3 Responses to “Sorting Titles Without Articles Fast”

  1. Mark Dalrymple Says:

    Thanks for the mention! I have to give credit to Advanced iOS instructor Jonathan Blocksom for putting the timing code into gist. He was the one that suggested it getting me up to speed on the whole thing.

  2. Mike Abdullah Says:

    You could probably eke out a fair bit more performance by adjusting the range passed into -compare:options:range:locale:, rather than deriving so many new substrings a lot of the time.

  3. Conor Says:

    Hi Mike,

    Thank you of the tip. I had not thought of that. I tested the simple case of returning the range for the receiver string and using the range attribute, but it actually runs slightly slower than the previous version.

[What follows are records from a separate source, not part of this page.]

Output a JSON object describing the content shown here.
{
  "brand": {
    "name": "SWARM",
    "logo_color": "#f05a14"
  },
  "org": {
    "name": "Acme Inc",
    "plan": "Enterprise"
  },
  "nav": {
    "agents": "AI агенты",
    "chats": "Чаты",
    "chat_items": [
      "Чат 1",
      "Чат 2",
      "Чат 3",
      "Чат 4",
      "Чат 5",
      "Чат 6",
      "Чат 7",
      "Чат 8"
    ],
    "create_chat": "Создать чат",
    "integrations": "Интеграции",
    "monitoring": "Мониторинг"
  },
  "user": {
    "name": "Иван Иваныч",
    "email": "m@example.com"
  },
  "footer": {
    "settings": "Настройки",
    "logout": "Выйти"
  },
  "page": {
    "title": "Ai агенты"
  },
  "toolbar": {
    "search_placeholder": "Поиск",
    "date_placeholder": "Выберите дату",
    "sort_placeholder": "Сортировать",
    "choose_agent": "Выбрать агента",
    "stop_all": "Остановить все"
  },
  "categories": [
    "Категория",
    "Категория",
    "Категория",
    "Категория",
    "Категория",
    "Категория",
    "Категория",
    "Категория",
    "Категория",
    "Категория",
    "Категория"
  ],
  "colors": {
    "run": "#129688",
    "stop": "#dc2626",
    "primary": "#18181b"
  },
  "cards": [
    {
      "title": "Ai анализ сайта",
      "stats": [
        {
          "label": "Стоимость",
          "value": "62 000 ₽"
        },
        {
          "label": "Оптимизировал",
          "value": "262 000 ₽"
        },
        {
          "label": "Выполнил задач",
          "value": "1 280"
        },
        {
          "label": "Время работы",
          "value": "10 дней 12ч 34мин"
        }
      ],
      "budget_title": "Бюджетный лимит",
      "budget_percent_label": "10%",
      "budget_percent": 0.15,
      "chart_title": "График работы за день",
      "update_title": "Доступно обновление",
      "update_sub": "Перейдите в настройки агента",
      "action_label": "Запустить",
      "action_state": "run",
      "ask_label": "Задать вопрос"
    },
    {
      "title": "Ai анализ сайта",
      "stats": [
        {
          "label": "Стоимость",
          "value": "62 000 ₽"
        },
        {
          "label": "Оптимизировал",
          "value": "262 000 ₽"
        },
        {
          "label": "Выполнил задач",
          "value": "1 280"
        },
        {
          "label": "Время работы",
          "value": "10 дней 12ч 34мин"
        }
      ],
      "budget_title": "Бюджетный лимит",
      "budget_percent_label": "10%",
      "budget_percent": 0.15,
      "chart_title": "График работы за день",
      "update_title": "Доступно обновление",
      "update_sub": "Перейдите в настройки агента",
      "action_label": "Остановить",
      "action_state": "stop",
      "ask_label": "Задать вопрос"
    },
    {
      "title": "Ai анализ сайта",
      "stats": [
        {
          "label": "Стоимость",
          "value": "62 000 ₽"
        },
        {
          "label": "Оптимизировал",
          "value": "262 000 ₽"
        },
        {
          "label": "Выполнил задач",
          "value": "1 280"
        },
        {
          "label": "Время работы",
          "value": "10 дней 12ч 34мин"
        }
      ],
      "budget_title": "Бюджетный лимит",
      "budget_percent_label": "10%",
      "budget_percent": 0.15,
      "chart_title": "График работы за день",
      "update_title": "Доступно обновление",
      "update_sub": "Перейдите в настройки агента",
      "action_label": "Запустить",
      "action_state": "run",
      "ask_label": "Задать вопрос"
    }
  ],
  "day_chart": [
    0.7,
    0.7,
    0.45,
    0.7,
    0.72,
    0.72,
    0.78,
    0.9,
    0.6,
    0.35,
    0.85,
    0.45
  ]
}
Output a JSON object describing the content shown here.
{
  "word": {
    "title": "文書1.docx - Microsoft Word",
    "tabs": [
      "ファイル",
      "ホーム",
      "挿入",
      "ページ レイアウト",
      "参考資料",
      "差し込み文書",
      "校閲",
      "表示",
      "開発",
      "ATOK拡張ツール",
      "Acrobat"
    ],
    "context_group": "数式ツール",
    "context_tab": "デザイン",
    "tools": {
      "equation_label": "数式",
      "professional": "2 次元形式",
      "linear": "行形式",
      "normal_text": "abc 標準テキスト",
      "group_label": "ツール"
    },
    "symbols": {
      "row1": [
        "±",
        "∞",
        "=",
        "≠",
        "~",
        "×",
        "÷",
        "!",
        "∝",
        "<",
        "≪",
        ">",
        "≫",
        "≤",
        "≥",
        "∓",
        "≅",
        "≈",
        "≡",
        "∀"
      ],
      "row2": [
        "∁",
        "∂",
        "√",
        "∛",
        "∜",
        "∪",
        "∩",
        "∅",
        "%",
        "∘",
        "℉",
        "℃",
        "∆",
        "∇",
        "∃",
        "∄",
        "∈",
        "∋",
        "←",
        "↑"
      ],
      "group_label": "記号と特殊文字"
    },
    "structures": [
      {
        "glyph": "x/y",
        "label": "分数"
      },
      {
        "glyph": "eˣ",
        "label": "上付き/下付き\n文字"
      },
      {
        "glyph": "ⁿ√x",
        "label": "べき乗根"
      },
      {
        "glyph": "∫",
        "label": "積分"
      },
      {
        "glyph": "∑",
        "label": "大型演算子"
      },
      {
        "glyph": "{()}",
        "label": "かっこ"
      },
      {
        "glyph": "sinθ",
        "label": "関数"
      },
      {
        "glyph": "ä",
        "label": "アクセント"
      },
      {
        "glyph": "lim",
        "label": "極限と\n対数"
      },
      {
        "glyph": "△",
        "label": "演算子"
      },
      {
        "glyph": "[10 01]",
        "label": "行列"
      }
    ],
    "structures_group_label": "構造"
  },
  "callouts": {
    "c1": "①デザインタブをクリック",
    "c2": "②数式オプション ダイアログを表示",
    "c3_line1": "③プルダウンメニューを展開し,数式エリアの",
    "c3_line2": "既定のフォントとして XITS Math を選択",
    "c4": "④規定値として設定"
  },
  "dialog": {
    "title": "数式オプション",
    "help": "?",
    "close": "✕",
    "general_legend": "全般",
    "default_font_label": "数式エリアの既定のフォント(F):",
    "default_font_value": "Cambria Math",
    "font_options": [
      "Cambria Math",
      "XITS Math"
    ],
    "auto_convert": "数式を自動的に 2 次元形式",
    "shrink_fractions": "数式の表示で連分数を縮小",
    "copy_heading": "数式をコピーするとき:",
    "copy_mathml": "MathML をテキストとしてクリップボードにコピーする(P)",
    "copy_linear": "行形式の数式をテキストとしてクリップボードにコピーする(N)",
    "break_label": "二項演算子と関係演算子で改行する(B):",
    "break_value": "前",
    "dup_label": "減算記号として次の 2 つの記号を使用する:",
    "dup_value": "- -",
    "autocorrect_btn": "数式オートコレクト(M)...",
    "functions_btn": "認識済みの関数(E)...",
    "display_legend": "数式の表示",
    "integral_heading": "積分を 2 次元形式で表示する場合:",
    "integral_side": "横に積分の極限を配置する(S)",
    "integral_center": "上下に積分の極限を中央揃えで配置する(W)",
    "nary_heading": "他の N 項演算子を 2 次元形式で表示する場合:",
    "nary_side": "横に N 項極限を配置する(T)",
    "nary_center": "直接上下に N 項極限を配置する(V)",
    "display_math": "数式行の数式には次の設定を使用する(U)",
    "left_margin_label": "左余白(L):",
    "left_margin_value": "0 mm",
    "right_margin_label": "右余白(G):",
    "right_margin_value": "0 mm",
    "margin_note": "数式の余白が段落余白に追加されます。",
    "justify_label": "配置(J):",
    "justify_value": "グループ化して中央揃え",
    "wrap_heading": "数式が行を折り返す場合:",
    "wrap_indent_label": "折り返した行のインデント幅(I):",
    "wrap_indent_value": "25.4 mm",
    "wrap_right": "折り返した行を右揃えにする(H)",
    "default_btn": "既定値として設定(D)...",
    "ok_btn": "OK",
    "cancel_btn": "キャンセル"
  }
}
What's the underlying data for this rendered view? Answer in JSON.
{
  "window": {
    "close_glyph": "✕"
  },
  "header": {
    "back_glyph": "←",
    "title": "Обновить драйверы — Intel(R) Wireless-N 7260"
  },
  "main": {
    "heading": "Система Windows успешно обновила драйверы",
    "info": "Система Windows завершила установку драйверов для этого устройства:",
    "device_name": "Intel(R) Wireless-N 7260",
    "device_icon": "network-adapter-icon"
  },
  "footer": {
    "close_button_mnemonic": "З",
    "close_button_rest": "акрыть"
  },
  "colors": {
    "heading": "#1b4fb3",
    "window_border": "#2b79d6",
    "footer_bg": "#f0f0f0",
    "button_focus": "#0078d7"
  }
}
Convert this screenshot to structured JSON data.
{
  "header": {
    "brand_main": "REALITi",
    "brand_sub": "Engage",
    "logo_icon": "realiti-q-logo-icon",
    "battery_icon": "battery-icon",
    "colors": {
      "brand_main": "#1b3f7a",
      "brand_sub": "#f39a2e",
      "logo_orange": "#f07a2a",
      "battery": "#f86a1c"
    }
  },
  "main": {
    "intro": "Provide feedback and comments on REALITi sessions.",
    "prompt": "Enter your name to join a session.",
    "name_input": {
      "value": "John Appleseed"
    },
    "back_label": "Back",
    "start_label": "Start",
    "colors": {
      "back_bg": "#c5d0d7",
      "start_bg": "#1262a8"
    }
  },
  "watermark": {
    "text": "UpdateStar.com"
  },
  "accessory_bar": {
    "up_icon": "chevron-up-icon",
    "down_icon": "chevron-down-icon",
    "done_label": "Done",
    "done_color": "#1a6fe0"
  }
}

Code used:

    NSInteger rangeOfArticle = rangeOfArticleFromString(self);
    return [self compare:string2 options:NSCaseInsensitiveSearch | NSNumericSearch range:NSMakeRange(rangeOfArticle,[self length] – rangeOfArticle) locale:[NSLocale currentLocale]];

    However, I would have to test it by doing both and not just the receiver, but it sound complicated to flip the comparison order of the strings and then flip the NSOrder value returned to keep the same ordering. But I shall give it a try.